In Mohamed Hadid’s ongoing legal battle over his half-built Bel Air spec mansion, the developer clearly lost this round.
On Monday, the presiding judge in his civil case quashed subpoenas that Hadid had served on various neighbors and ordered him to pay nearly $10,000 in attorneys fees.
Hadid has been at the center of several cases surrounding his Strada Vecchia Road mansion. Separately, the city has already fined him over the 30,000-square-foot project, and in 2015, ordered him to demolish it. Neighbors then sued Hadid, and the city, hoping to speed up that order.
In October, the developer’s lawyers served subpoenas on seven neighbors in the Bel Air Homeowners Alliance and Bel-Air Association. The strategy was to gain access to communications between the groups and the four neighbors suing Hadid. Those four are: John and Judith Bedrosian, and Bibi and Joe Horacek.
But the seven people who were issued the subpoenas are not parties in either of the lawsuits.
During a hearing last month, Judge Craig Karlan said he “didn’t see anything discoverable” in the documents Hadid requested. “I see this as a real problem that would chill people from even speaking out in the future for fear that they would be dragged into litigation,” Karlan said.
In Santa Monica Superior Court on Monday, the judge ruled that Hadid will have to pay $7,060 to those seven individuals in attorneys fees, plus another $2,060 to the two neighborhood associations. In his ruling, Karlan called the subpoenas “overly broad.”

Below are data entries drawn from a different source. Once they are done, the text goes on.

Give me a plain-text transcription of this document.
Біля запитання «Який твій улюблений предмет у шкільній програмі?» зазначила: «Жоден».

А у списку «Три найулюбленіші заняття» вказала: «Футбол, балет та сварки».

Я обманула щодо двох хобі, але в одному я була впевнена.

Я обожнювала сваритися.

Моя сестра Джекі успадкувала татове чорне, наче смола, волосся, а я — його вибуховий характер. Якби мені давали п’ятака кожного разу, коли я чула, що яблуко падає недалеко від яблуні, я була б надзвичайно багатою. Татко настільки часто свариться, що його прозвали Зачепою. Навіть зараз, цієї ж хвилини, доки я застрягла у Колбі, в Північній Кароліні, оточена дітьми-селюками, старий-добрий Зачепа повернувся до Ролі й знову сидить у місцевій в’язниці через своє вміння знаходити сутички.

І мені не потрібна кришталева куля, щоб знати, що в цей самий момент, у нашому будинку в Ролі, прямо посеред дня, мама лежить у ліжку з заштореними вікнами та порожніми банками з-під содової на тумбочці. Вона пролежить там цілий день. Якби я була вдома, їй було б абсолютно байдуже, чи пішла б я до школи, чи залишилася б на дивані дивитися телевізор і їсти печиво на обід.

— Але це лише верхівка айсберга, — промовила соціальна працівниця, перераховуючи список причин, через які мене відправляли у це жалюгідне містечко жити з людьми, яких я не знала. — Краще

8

Russell Wolpert, an attorney representing the association members, said in his motion that the subpoenas were “motivated by a vengeful developer” who “wants to exact a toll on local residents whom he perceives were in some way responsible for reporting his illegal activity.”

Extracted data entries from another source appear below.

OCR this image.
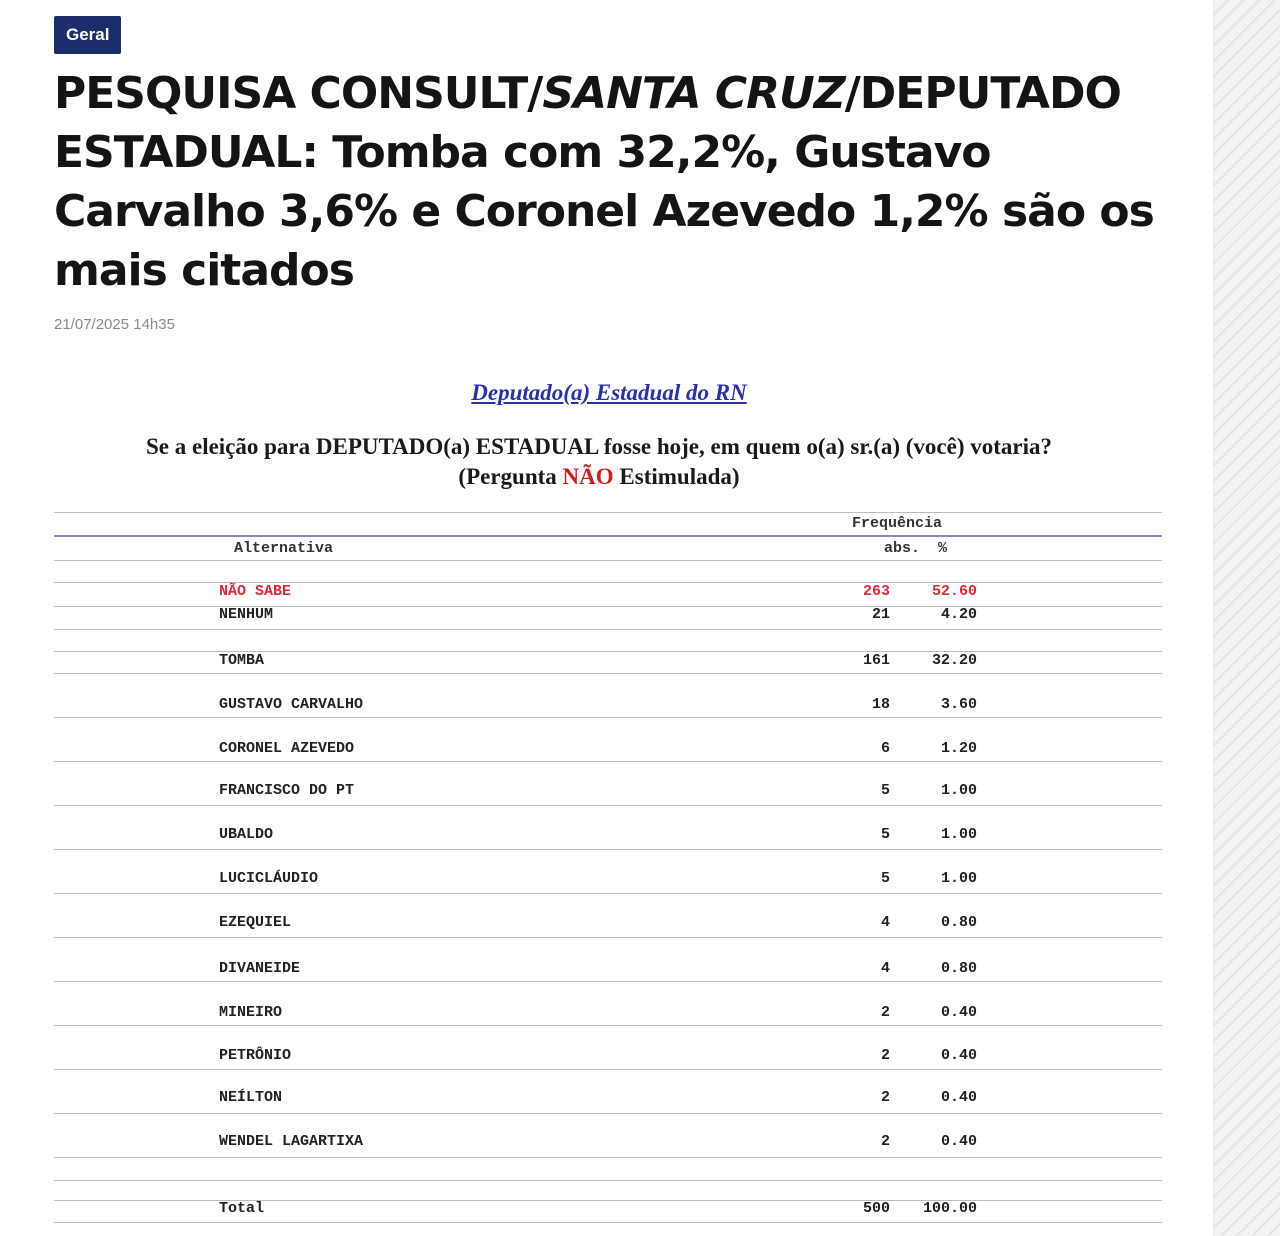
Geral
PESQUISA CONSULT/SANTA CRUZ/DEPUTADO ESTADUAL: Tomba com 32,2%, Gustavo Carvalho 3,6% e Coronel Azevedo 1,2% são os mais citados
21/07/2025 14h35
Deputado(a) Estadual do RN
Se a eleição para DEPUTADO(a) ESTADUAL fosse hoje, em quem o(a) sr.(a) (você) votaria?
(Pergunta NÃO Estimulada)
Frequência
Alternativa	abs.  %
NÃO SABE	263	52.60
NENHUM	21	4.20
TOMBA	161	32.20
GUSTAVO CARVALHO	18	3.60
CORONEL AZEVEDO	6	1.20
FRANCISCO DO PT	5	1.00
UBALDO	5	1.00
LUCICLÁUDIO	5	1.00
EZEQUIEL	4	0.80
DIVANEIDE	4	0.80
MINEIRO	2	0.40
PETRÔNIO	2	0.40
NEÍLTON	2	0.40
WENDEL LAGARTIXA	2	0.40
Total	500	100.00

The civil case against Hadid is still ongoing. As of last week, the dozen lawyers involved in the complex case were deliberating how and when to properly demolish parts of the illegal structure. Another hearing is set for Thursday.
While significant, the fines are about a third of what the neighbors were initially demanding, which was closer to $25,000, court records show.
Jeff Costell, one of Hadid’s attorneys, said he would file a motion requesting the communications directly from the neighbors.
“This is not a significant setback for us,” he said.